После смерти своих родителей бабушка Галя осталась одна в большом доме, с хозяйством и огородом. Жизнь в полном одиночестве, в «закутке» наложила тяжелый отпечаток на ее психическое состояние, усилив существующие проблемы и породив новые. Нередко, когда мы с родителями собирались домой, бабушка начинала плакать, рассказывая, как ей будет одной плохо. Вырастив меня и Зою с пеленок, она была безгранично к нам привязана, жила нашей жизнью, и, когда, повзрослев, мы стали реже к ней приезжать, а потом и вовсе уехали в далекие города, бабушка переживала это так же мучительно, как и когда-то отъезд мамы. Родители неоднократно предлагали ей переселиться в Канев, где пустовала детская комната, но уезжать из села в «тюрьму», как назвала бабушка жизнь в городских квартирах, она не хотела и продолжала изводить маму упреками, надеясь, что та однажды вернется. Свою единственную дочь бабушка очень любила, повторяя, что живет только ради нее и ее семьи. Каждый раз, уезжая из села домой, мы везли огромные сумки продуктов, которые нам собирала бабушка, отдавая буквально последнее яйцо или кусок мяса. Как только у нее появлялась свободная копейка, бабушка тут же откладывала на сберегательную книжку мне или сестре, повторяя, что это «на свадьбу».

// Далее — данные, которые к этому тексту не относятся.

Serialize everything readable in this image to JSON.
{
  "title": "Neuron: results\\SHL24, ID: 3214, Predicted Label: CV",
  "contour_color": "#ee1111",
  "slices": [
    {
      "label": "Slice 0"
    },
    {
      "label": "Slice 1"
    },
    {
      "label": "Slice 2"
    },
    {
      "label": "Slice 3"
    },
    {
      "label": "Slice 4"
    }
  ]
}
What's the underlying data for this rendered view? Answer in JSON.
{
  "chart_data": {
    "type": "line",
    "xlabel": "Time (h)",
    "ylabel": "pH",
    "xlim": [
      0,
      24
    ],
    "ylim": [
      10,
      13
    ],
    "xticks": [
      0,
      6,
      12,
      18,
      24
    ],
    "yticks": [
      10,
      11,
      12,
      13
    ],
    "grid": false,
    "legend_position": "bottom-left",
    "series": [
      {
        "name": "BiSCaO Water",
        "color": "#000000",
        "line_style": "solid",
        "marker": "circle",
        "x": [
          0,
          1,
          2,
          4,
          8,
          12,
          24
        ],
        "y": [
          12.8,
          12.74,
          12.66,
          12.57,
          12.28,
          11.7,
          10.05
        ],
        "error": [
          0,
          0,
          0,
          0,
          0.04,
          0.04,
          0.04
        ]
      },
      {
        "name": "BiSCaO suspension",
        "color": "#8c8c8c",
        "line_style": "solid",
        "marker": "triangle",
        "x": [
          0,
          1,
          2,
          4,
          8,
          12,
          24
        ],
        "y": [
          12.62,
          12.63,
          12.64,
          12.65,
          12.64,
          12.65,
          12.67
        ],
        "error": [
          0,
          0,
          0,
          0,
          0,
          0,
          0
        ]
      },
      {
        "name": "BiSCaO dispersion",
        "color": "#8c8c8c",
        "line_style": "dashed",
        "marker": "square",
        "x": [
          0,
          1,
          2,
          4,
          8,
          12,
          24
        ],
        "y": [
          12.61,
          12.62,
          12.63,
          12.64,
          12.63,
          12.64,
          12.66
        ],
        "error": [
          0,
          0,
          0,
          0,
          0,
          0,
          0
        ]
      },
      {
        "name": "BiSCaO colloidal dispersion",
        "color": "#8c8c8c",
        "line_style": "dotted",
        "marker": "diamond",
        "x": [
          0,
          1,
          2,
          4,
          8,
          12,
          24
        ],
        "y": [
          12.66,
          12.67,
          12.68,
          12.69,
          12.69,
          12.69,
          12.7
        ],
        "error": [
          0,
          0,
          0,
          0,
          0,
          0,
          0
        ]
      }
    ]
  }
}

Постепенно психическое состояние бабушки Гали ухудшалось, а ее рассудок ослабевал. Вместо упреков уже начался шантаж, вылившийся в две попытки уйти из жизни, чтобы, как говорила бабушка, маму «совесть замучила за смерть матери». В обоих случаях счеты с жизнью бабушка сводила как раз накануне приезда родителей в село, в расчете на то, что успеют спасти. В преклонном возрасте бабушка перенесла операцию по удалению катаракты. Вернувшись из больницы, она, несмотря на предостережения врачей, в первый же день пошла полоть огород, чтобы, как она говорила, люди не смеялись, что сорняком зарос. Целый день бабушка провела на жаре, в согнутом положении, а вечером, решив полить клубнику, еще подняла ведро воды из колодца. После этого в ее глазах что-то нарушилось, и постепенно она практически полностью ослепла. Оставлять бабушку одну уже было нельзя, и, несмотря на все протесты, родители забрали ее к себе. Потеря зрительной связи с миром еще больше ослабила ее разум, и в течение двух последних лет она обездвижено лежала в кровати, целыми днями слушая радио. После вскрытия врач сказал, что еще никогда не встречал, чтобы у человека в восемьдесят четыре года внутренние органы оставались настолько здоровыми. Как бы то ни было, но задолго до этих событий, в годы моего детства, бабушка Галя была для меня самым любимым щедрым человеком на свете, человеком, который дарил мне свое сердце и ассоциировался исключительно со словом «доброта».

Первые зимы раннего детства я провела на теплой печи в селе. Чтобы я не падала, тато соорудил деревянную загородку, а бабушка Галя обложила по периметру большими пуховыми подушками стены, а по центру, где было особенно горячо, постелила толстое ватное одеяло. Находясь наедине с собой часами, я ползала, играла, пила воду из бутылочки, тут же писала, но все высыхало, и я засыпала. Первыми зубами я обгрызла все углы и стены, побеленные белой глиной, оставив довольно глубокие борозды, до самых кирпичей.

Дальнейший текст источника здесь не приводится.